Thank you for the suggestion. I tried the procedure you mentioned but didn’t notice any difference in the behavior. Can you maybe verify whether the operating system level choice of hash input data has any impact on the roce traffic? E.g. Transmit hash policy in /proc/net/bonding/bondX, or is the input data controlled somehow differently? I guess my question is, what data is considered for the hash? I’ve tried all of the three obvious choices (L2, L2+L3 and L3+L4) at the OS level but so far it seems they do not impact the behavior.

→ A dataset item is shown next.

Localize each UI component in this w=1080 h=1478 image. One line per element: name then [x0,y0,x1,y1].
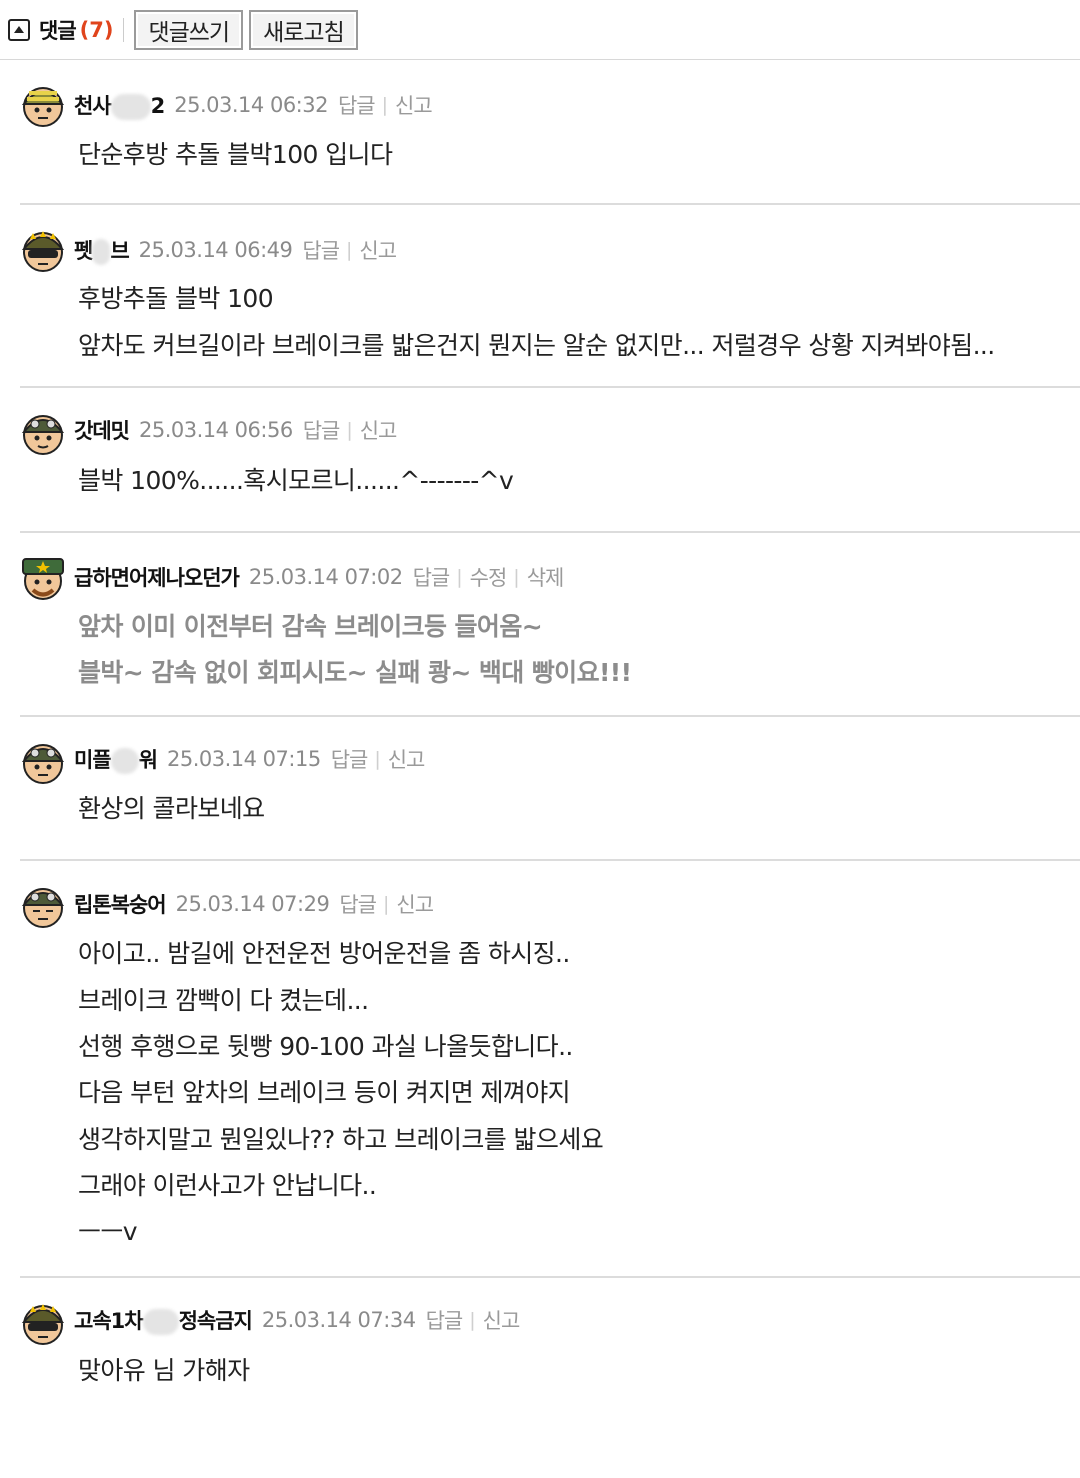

The traffic flow I am testing with is “one-to-two” where I have one instance of ib_send_bw listening on both receivers and sender is establishing two identical connections in the below fashion:

ib_send_bw -q $Q -s $MSIZE --report_gbits -D $DURATION -d $DEVICE -p $C_PORT $RECEIVER1 &
ib_send_bw -q $Q -s $MSIZE --report_gbits -D $DURATION -d $DEVICE -p $C_PORT $RECEIVER2

Maybe bit silly question related to the same matter: If i establish several queue pairs, would they all share the same udp source port? Surely, if i start several instances of ib_send_bw each with N queue pairs they’d use different source ports, hence providing entropy for the hash assuming that the source port counts towards the input?

Thanks for your help,


Vesa

Hello,

Seems that the queue affinity thing worked after all.

The key here was to restart the bond interface after changing to queue_affinity:

echo queue_affinity > /sys/class/net/$INTERFACE(s)/compat/devlink/lag_port_select_mode
nmcli connection down "Bond $NAME"
nmcli connection up "Bond $NAME"

This appeared to solve the issue for now. Thanks alot for your help.


Vesa

This topic was automatically closed 14 days after the last reply. New replies are no longer allowed.